Each day's menu features four entree selections, including sub sandwiches like Italian and natural turkey with natural bacon, and vegan hummus and crackers. Garden, Chef and Greek salads are made with all-organic lettuce. A favorite menu item is an all-natural pizza with an organic crust. There is also a daily sandwich special."Our chef is usually pretty creative with that," says Beckstrom. "It's usually something pretty unique and different."

There is also a line of organic soups and a large variety of organic beverages. "We may be the biggest seller of some brands in the state," says Beckstrom. One of the top brands is Izze, a locally produced, carbonated natural beverage made with a blend of fruit juices. Snacks include Paul Newman's Organic Chocolate Bars, natural crackers and cookies, and an entire shelf of organic fruits. And, french fries are now trans-fat free.

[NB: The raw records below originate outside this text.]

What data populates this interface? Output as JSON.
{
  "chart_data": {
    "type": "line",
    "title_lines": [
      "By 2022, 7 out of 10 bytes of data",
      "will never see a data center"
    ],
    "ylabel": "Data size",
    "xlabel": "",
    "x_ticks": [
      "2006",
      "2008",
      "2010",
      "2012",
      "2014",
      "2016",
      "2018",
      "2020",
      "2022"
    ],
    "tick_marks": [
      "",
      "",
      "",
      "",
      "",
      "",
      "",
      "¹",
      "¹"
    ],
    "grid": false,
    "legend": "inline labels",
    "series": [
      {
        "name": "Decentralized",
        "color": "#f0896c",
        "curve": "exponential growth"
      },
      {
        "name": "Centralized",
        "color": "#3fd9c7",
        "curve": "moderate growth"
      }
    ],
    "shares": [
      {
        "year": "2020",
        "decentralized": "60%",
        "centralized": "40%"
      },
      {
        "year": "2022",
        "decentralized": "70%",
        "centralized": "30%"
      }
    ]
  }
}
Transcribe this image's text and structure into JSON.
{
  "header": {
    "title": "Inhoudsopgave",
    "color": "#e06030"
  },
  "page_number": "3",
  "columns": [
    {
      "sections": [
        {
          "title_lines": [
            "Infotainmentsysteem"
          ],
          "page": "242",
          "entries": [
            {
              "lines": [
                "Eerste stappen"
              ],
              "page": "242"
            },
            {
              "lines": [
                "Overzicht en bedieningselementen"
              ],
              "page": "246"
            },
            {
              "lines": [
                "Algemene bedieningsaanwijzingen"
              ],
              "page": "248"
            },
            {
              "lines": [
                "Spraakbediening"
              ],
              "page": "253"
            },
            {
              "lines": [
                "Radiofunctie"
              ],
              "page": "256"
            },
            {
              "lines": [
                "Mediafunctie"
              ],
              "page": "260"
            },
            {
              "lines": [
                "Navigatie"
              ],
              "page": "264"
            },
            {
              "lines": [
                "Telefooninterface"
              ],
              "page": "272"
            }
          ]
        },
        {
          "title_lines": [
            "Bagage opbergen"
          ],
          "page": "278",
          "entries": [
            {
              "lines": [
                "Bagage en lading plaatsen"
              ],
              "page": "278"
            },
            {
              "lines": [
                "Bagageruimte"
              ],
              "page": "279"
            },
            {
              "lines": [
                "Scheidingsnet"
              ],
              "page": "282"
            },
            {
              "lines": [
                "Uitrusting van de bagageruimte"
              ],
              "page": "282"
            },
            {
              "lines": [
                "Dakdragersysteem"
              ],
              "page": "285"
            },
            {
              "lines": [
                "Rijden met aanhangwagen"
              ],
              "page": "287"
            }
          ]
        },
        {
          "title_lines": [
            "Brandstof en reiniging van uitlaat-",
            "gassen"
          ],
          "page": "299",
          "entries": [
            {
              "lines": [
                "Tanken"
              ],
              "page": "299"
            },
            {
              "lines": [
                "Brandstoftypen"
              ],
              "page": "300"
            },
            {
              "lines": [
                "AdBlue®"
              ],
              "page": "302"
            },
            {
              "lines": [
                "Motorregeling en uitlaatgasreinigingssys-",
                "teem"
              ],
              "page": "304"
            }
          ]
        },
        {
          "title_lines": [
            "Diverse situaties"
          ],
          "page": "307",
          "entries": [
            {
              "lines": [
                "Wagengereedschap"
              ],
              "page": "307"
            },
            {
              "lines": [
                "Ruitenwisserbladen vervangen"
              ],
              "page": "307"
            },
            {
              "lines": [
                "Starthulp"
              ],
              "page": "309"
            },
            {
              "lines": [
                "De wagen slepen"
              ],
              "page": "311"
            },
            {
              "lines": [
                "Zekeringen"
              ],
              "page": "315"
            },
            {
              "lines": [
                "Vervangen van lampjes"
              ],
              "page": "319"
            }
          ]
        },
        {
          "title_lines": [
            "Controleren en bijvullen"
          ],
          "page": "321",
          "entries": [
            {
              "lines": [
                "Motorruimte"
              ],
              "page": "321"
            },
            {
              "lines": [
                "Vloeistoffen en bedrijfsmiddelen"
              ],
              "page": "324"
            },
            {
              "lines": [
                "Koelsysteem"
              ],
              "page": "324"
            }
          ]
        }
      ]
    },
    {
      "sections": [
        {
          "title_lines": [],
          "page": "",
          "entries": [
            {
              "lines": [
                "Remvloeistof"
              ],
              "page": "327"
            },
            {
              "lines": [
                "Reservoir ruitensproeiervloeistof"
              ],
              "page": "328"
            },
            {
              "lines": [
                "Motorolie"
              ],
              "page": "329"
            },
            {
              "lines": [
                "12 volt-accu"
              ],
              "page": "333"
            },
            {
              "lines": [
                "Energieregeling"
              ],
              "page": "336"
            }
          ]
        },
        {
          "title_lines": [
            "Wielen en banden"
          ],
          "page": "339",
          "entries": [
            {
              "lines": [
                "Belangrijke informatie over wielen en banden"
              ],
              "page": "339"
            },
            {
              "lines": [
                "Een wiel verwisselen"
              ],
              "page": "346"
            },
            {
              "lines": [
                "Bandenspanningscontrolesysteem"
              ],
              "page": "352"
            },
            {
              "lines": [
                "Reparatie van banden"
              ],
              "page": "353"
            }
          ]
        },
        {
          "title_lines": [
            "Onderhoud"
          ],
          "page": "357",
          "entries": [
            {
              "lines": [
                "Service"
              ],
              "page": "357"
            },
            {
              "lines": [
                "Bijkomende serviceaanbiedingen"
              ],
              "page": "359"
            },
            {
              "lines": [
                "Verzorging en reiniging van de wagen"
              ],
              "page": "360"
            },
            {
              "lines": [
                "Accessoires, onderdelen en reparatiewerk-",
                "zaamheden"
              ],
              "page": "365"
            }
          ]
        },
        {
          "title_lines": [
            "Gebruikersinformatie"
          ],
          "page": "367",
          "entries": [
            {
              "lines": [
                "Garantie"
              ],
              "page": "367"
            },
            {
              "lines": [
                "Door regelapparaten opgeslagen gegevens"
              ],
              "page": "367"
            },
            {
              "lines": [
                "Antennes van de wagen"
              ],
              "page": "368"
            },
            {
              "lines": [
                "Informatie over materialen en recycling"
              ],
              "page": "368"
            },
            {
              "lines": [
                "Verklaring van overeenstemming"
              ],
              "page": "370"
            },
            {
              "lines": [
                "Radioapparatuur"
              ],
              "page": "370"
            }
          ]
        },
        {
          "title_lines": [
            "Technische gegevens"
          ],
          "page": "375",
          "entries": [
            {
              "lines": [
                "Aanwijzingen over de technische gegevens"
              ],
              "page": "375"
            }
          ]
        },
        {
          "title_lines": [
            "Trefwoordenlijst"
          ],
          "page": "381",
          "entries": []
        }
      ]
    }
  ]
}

The institution is also switching to compostable and/or recyclable grab-and-go food packaging. "One of the drawbacks of these incredibly popular grab-and-go (concepts) is the increase in trash," Beckstrom says. "It is such an issue for our students. They are very active in making sure that we are identifying pollution. In other words, they are reaching out to us and saying, 'We love these options, but we need to work together on a plan' and that's where the community effort is. They're putting a lot of pressure on us."

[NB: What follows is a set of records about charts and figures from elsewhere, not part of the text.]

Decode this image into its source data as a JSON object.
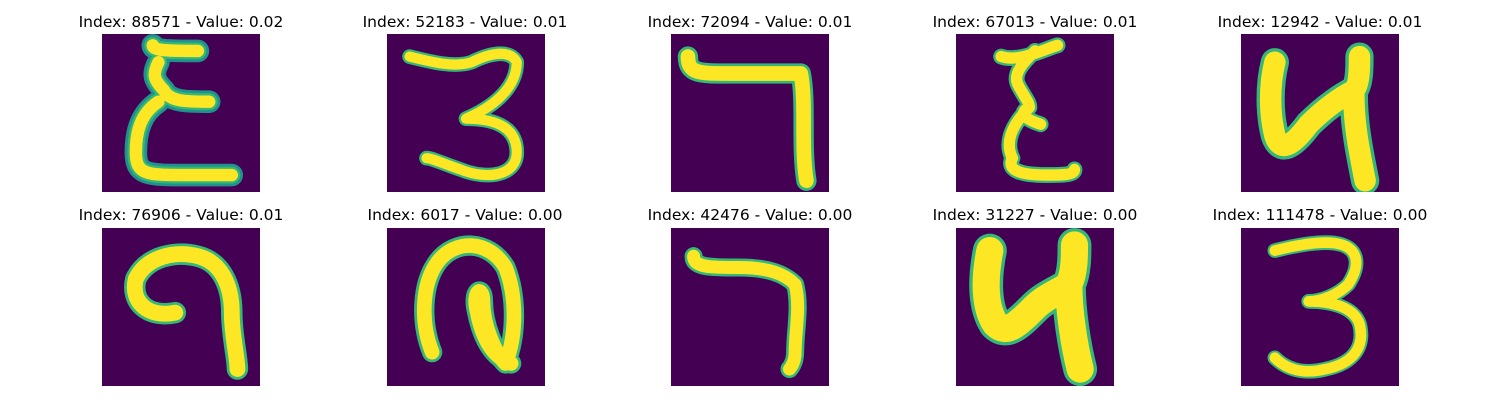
{
  "colors": {
    "background": "#440154",
    "stroke_core": "#fde725",
    "stroke_edge": "#35b779",
    "stroke_halo": "#21918c"
  },
  "panels": [
    {
      "title": "Index: 88571 - Value: 0.02",
      "glyph": "epsilon-like-shape"
    },
    {
      "title": "Index: 52183 - Value: 0.01",
      "glyph": "three-like-shape"
    },
    {
      "title": "Index: 72094 - Value: 0.01",
      "glyph": "seven-like-shape"
    },
    {
      "title": "Index: 67013 - Value: 0.01",
      "glyph": "z-epsilon-like-shape"
    },
    {
      "title": "Index: 12942 - Value: 0.01",
      "glyph": "u-like-shape"
    },
    {
      "title": "Index: 76906 - Value: 0.01",
      "glyph": "hook-like-shape"
    },
    {
      "title": "Index: 6017 - Value: 0.00",
      "glyph": "loop-like-shape"
    },
    {
      "title": "Index: 42476 - Value: 0.00",
      "glyph": "hook-seven-like-shape"
    },
    {
      "title": "Index: 31227 - Value: 0.00",
      "glyph": "bold-u-like-shape"
    },
    {
      "title": "Index: 111478 - Value: 0.00",
      "glyph": "three-like-shape"
    }
  ]
}
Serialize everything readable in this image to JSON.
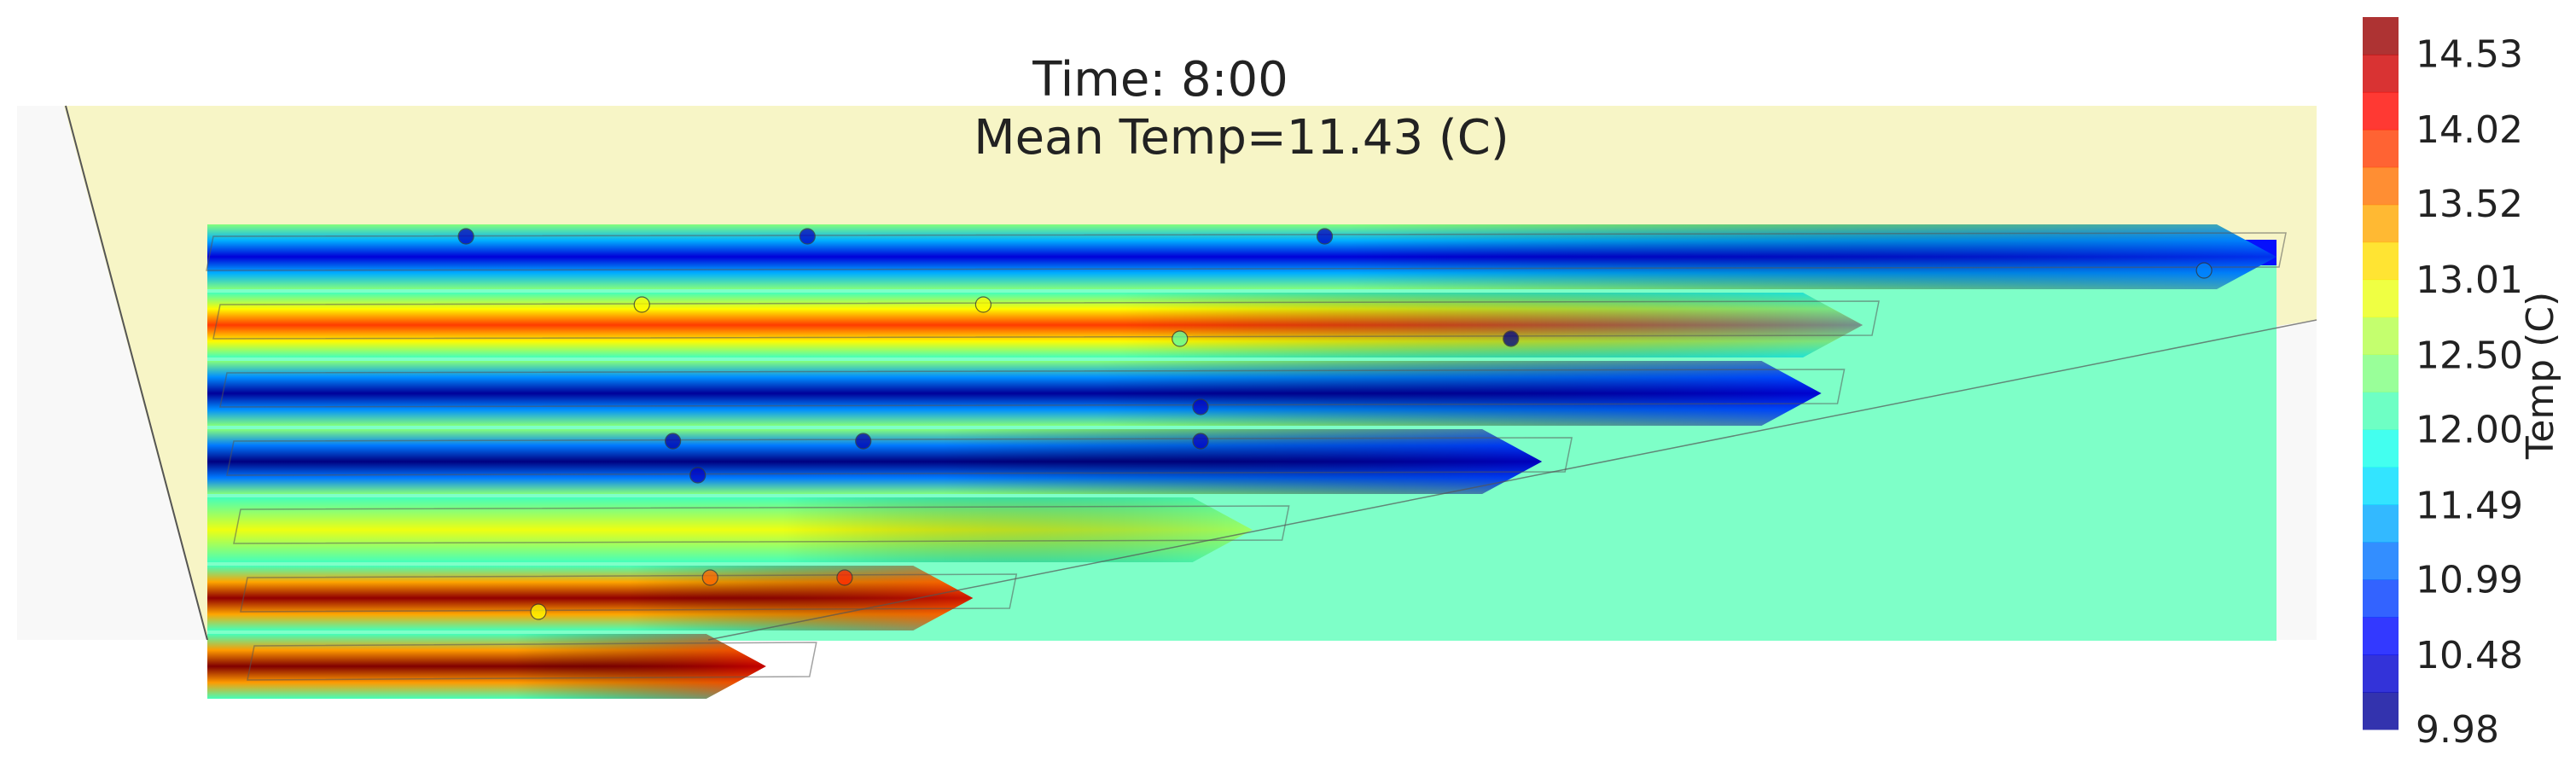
{
  "chart_data": {
    "type": "heatmap",
    "title": "Time: 8:00",
    "subtitle": "Mean Temp=11.43 (C)",
    "colorbar": {
      "label": "Temp (C)",
      "ticks": [
        "9.98",
        "10.48",
        "10.99",
        "11.49",
        "12.00",
        "12.50",
        "13.01",
        "13.52",
        "14.02",
        "14.53"
      ],
      "range": [
        9.98,
        14.78
      ],
      "colormap": "jet"
    },
    "background_temp": 12.3,
    "bands": [
      {
        "row": 1,
        "start_temp": 10.4,
        "end_temp": 11.0,
        "extent": 1.0
      },
      {
        "row": 2,
        "start_temp": 13.9,
        "end_temp": 11.6,
        "extent": 0.8
      },
      {
        "row": 3,
        "start_temp": 10.1,
        "end_temp": 10.6,
        "extent": 0.78
      },
      {
        "row": 4,
        "start_temp": 9.9,
        "end_temp": 10.5,
        "extent": 0.645
      },
      {
        "row": 5,
        "start_temp": 12.9,
        "end_temp": 12.2,
        "extent": 0.505
      },
      {
        "row": 6,
        "start_temp": 14.7,
        "end_temp": 14.0,
        "extent": 0.37
      },
      {
        "row": 7,
        "start_temp": 14.8,
        "end_temp": 14.2,
        "extent": 0.27
      }
    ],
    "sensors": [
      {
        "row": 1,
        "pos": 0.125,
        "temp": 10.3
      },
      {
        "row": 1,
        "pos": 0.29,
        "temp": 10.3
      },
      {
        "row": 1,
        "pos": 0.54,
        "temp": 10.3
      },
      {
        "row": 1.5,
        "pos": 0.965,
        "temp": 11.2
      },
      {
        "row": 2,
        "pos": 0.21,
        "temp": 13.0
      },
      {
        "row": 2,
        "pos": 0.375,
        "temp": 13.0
      },
      {
        "row": 2.5,
        "pos": 0.47,
        "temp": 12.2
      },
      {
        "row": 2.5,
        "pos": 0.63,
        "temp": 10.0
      },
      {
        "row": 3.5,
        "pos": 0.48,
        "temp": 10.3
      },
      {
        "row": 4,
        "pos": 0.225,
        "temp": 10.2
      },
      {
        "row": 4,
        "pos": 0.317,
        "temp": 10.2
      },
      {
        "row": 4,
        "pos": 0.48,
        "temp": 10.3
      },
      {
        "row": 4.5,
        "pos": 0.237,
        "temp": 10.3
      },
      {
        "row": 6,
        "pos": 0.243,
        "temp": 13.7
      },
      {
        "row": 6,
        "pos": 0.308,
        "temp": 14.0
      },
      {
        "row": 6.5,
        "pos": 0.16,
        "temp": 13.0
      }
    ],
    "colors": {
      "slab": "#f7f5c6",
      "background_region": "#7effc8",
      "outline": "#555555"
    }
  }
}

Chemicals: Housing and Dining Services has switched to a supplier that can provide more environmentally friendly packaging and a greater number of Green Seal or equivalent products.  "The dishwashing chemicals we were getting from our former company were diluted and delivered in five-gallon drums," Beckstrom notes, "which meant a high amount of trash waste. They have been replaced with small capsules that are more environmentally friendly."

Dining Services is in the process of converting to as many Green Seal products as possible. "The challenge with that, of course," says Beckstrom "is that you have employees who either prefer or are used to a different item, so it is a process. We're trying to define what our campus wants when they say they want 'Green Seal' products, and (the new supplier) is doing everything it can to make sure its specifications meet that."

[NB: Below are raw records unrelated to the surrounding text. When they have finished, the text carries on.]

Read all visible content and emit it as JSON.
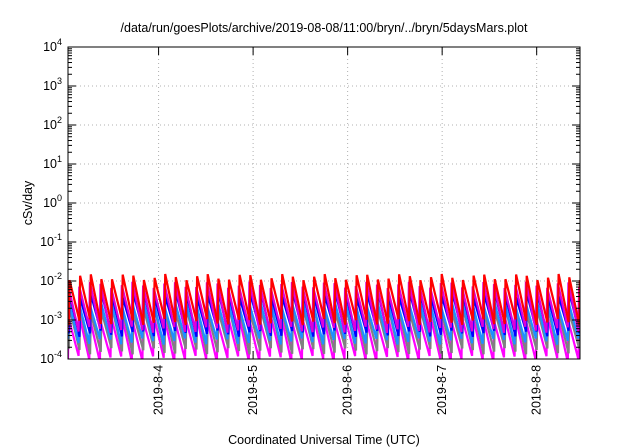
{
  "chart_data": {
    "type": "line",
    "title": "/data/run/goesPlots/archive/2019-08-08/11:00/bryn/../bryn/5daysMars.plot",
    "xlabel": "Coordinated Universal Time (UTC)",
    "ylabel": "cSv/day",
    "yscale": "log",
    "ylim": [
      0.0001,
      10000
    ],
    "xlim": [
      "2019-08-03 01:00",
      "2019-08-08 11:00"
    ],
    "yticks": [
      {
        "value": 0.0001,
        "base": "10",
        "exp": "-4"
      },
      {
        "value": 0.001,
        "base": "10",
        "exp": "-3"
      },
      {
        "value": 0.01,
        "base": "10",
        "exp": "-2"
      },
      {
        "value": 0.1,
        "base": "10",
        "exp": "-1"
      },
      {
        "value": 1,
        "base": "10",
        "exp": "0"
      },
      {
        "value": 10,
        "base": "10",
        "exp": "1"
      },
      {
        "value": 100,
        "base": "10",
        "exp": "2"
      },
      {
        "value": 1000,
        "base": "10",
        "exp": "3"
      },
      {
        "value": 10000,
        "base": "10",
        "exp": "4"
      }
    ],
    "xticks": [
      {
        "value": "2019-08-04 00:00",
        "label": "2019-8-4"
      },
      {
        "value": "2019-08-05 00:00",
        "label": "2019-8-5"
      },
      {
        "value": "2019-08-06 00:00",
        "label": "2019-8-6"
      },
      {
        "value": "2019-08-07 00:00",
        "label": "2019-8-7"
      },
      {
        "value": "2019-08-08 00:00",
        "label": "2019-8-8"
      }
    ],
    "grid": true,
    "legend": false,
    "pattern_note_hours": 2.7,
    "series": [
      {
        "color": "#ff0000",
        "peak_log10": -1.9,
        "trough_log10": -3.05
      },
      {
        "color": "#dd00dd",
        "peak_log10": -2.1,
        "trough_log10": -3.25
      },
      {
        "color": "#0000ff",
        "peak_log10": -2.35,
        "trough_log10": -3.35
      },
      {
        "color": "#1e90ff",
        "peak_log10": -2.55,
        "trough_log10": -3.55
      },
      {
        "color": "#808080",
        "peak_log10": -2.75,
        "trough_log10": -3.8
      },
      {
        "color": "#ff00ff",
        "peak_log10": -2.95,
        "trough_log10": -4.0
      }
    ]
  }
}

Research and outreach: Reaching consensus on definitions isn't easy. "When you're trying to develop a strong sustainability program there are so many loose definitions," Beckstrom laments. "For instance, what's sustainable? What's organic? What's natural? What can we do, and what do our students expect us to do? What can (industry) help us with?"

To get those answers, dining services goes to the "true" experts: University of Colorado students. "For a couple of years now we have had a real good relationship with the students in an environmental class," says Beckstrom. "Each year this class researches and makes recommendations for dining services. I've seen the presentations for the past two years. They are very thoroughly researched on what we do."

The department is working with those students to define sustainable options and their importance to students' agendas. Last year, the students came up with a "the good, the bad and the ugly list for fish," Beckstrom recalls. "They also listed the fish items they want to see that support sustainability, and worked with our executive chef. A lot of their research has been very instrumental in the development of what we're doing (in terms of menu development)."

The university is also planning on switching all of its beef products to all-natural beef. Admittedly, cost is an issue. "We're finding that, again, it's expensive," Beckstrom confides. "We calculated that the switch would be another $80,000 per year, but we are committed to making these changes."

Dining Services has already committed to an increase in its $25 million annual food budget of $60,000 in order to offer more organic and natural food choices, she adds.